В середине октября в Одессе был большой праздник: отмечалась годовщина вступления в город оккупационных войск, или, в официальной версии, годовщина освобождения Одессы от большевиков. По этому знаменательному поводу городской голова давал парадный обед, и профессор Кобозев был в числе приглашенных.
Боже, что творилось в доме накануне торжества! Выворачивались наизнанку шкафы, выволакивалось дореволюционное содержимое сундуков, что-то перешивалось, что-то стиралось, что-то гладилось, и, наконец, к назначенному часу на Ивана Алексеевича надели белую рубашку с крахмальной манишкой, долго вдевали дорогие перламутровые запонки, повязали бабочку и помогли надеть в рукава длинную темно-серую визитку со скругленными полами. Теперь перед нами стоял немолодой респектабельный джентльмен, о котором невозможно было подумать, что всего несколько месяцев тому назад он давил вшей в холодном подвале.
Джентльмен надел вычищенный котелок, несомненно впервые за последние двадцать лет, и спустился к вызванной заранее пролетке.
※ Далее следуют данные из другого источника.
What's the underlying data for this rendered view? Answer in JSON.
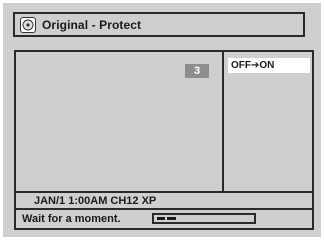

Интересно было бы узнать, кто еще участвовал в этом обеде, какие поднимались тосты в честь немецко-румынских «освободителей», что стало с участниками обеда после освобождения Одессы от «освободителей». Мне известны только судьбы профессоров Часовникова и Кобозева. Известный одесский хирург Часовников, ставший при румынах ректором университета, в апреле 1944 года покинул Одессу вместе с отступающими румынскими войсками, был арестован в Румынии соответствующими советскими органами, судим и отправлен на долгие годы в лагеря. Может быть, он это заслужил. Профессор Кобозев, не только спасавший еврейские жизни, но и укрывший в своей клинике раненых красноармейцев, получил в конце войны боевой орден Красной Звезды. Каждому воздалось по заслугам.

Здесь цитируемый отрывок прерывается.